Gündelik Yaşamda ve Yeni Medya Platformlarında Ortaya Çıkan Nefret Söylemi ve Nefret Suçları ile Mücadele Etme
Eğitim baçta olmak üzere, hukuk, medya vb. toplumsal kurumların ürettiği nefret söylemleriyle mücadele ancak bu kurumlardaki zihniyet dönüşümü ile mümkün olabilir. Dolayısıyla öncelikle, bu kurumların çokkültürlü, çok taraflı, eşitlikçi, çoğulcu, müzakereci ve demokratik bir anlayışla yeniden düzenlenmesi acil ve öncelikli eylem planı olmalıdır. Ayrıca, öğretim kademelerinin her düzeyinde (ilköğretim, ortaöğretim, lisans, halk eğitimi, açık öğretim) eleştirel medya okur- yazarlığının geliştirilmesi de bu adımın tamamlayıcı bir boyutu olarak mutlaka müfredatta yerini almalıdır.
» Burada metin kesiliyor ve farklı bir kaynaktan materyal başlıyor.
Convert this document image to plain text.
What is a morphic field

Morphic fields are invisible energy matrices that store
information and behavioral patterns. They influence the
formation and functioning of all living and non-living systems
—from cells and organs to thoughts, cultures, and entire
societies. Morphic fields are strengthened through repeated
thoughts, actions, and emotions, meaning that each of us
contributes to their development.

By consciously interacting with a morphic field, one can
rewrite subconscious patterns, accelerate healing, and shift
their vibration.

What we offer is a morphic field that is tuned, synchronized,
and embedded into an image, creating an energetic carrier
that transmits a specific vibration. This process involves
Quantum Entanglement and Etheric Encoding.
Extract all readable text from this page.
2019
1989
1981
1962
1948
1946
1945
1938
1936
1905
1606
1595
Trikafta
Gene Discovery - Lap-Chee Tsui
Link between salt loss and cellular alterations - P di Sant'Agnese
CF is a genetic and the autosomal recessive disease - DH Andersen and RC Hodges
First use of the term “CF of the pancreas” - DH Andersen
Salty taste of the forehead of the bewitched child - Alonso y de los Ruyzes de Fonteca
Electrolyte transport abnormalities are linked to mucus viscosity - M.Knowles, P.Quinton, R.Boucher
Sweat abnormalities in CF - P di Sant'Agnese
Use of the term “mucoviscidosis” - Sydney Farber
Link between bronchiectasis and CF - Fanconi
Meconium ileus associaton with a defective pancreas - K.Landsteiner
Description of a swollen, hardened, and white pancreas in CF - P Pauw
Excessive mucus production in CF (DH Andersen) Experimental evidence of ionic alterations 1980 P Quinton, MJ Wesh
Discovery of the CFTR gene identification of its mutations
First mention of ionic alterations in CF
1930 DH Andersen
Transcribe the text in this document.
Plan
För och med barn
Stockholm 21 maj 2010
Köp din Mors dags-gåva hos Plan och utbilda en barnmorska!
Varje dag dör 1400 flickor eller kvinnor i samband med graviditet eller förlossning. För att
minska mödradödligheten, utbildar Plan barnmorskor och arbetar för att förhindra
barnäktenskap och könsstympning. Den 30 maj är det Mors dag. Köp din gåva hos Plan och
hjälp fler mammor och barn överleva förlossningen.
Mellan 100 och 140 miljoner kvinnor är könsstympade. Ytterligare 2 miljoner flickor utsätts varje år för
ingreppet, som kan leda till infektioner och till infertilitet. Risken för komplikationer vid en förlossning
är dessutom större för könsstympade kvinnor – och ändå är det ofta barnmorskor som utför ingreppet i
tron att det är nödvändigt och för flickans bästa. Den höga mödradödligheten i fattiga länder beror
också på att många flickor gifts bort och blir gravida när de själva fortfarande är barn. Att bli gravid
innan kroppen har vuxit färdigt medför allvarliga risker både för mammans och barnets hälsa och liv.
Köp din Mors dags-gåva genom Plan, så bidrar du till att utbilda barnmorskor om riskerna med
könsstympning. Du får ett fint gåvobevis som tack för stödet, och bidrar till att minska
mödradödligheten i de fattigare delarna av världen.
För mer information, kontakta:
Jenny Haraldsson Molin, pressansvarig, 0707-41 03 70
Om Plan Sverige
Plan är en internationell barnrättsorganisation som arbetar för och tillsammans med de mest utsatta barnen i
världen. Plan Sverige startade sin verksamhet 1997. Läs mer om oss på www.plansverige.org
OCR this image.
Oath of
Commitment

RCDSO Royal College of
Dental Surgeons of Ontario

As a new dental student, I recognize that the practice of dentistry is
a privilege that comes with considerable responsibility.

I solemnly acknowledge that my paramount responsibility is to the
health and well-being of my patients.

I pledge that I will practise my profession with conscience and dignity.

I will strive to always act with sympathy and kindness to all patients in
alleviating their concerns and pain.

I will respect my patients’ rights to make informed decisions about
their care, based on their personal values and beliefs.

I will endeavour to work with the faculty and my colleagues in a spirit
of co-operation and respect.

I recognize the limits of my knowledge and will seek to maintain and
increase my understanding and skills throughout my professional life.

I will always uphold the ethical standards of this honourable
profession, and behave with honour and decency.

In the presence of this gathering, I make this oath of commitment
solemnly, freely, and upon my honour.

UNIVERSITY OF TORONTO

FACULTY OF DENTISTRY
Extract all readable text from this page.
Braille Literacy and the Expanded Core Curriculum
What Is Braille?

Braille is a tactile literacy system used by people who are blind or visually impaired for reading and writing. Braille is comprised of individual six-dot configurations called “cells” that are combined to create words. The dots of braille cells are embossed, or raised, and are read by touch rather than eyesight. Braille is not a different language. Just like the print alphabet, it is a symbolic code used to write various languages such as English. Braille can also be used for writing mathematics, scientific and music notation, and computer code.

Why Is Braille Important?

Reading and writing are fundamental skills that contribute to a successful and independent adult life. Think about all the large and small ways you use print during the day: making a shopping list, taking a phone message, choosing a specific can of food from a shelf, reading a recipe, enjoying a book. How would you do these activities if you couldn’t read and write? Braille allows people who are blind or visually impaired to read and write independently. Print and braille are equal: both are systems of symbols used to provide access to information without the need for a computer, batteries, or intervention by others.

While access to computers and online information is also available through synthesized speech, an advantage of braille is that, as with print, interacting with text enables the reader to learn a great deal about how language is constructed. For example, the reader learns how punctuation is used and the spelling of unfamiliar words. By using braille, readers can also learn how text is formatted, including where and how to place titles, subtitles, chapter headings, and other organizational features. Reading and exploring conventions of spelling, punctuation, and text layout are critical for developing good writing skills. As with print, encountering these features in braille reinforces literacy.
Eleştirel medya okuryazarlığı dersleri kapsamında, yeni medya platformlarında üretilen cinsiyetçi, ırkçı, yabancı düşmanı ve ayrımcı söylemlerin örnekleri analiz edilerek örnek olaylar üzerinden nefret içeriklerinin hangi bağlamlarda ve hangi düzeylerde üretildiğinin bilgisi verilerek öğrencilerde bu konuda bir farkındalık oluşturulması ve eleştirel bir tutum geliştirilmesi sağlanabilir. Basın meslek örgütleri de medya profesyonellerinin bilerek, kasten ya da farkında olmadan dolaşıma soktukları ve yeniden ürettikleri nefret söylemleri konusunda uyarı, kınama ve etkili yaptırımlar içeren uygulamaları yapabilmelidir. Bu konuda, ilgili sivil toplum kuruluşları ve basın meslek örgütleri nefret söylemi ve nefret suçlarının basındaki ve yeni medya üzerindeki örneklerini belirleyerek periyodik olarak kamuoyuyla paylaşma ve bilgilendirme sorumluluğunu da üstlenebilmelidir. Bilgi teknolojileri ve yeni medya araçları demokratik standartların geliştirilmesi, bireylere çatışma çözümlerinin öğretilmesi, çok-kültürlü ve çok taraflı anlayışların geliştirilmesi, müzakereci bakış açısının yaygınlaştırılması, ayrımcılık ve hoşgörüsüzlüğün engellenmesi konularında eşitlikçi bir kamusal mecra haline getirilebilir. Bunun için internette konuşma özgürlüğü, özel hayatın gizliliği ve demokratik konuşma haklarının birlikte korunduğu konuşma alanları yaratmak, karşılıklı etkileşim ve katılımı destekleyerek interneti, sivil toplumu ve kamusal alanı güçlendirmek üzere kullanmak gerekir.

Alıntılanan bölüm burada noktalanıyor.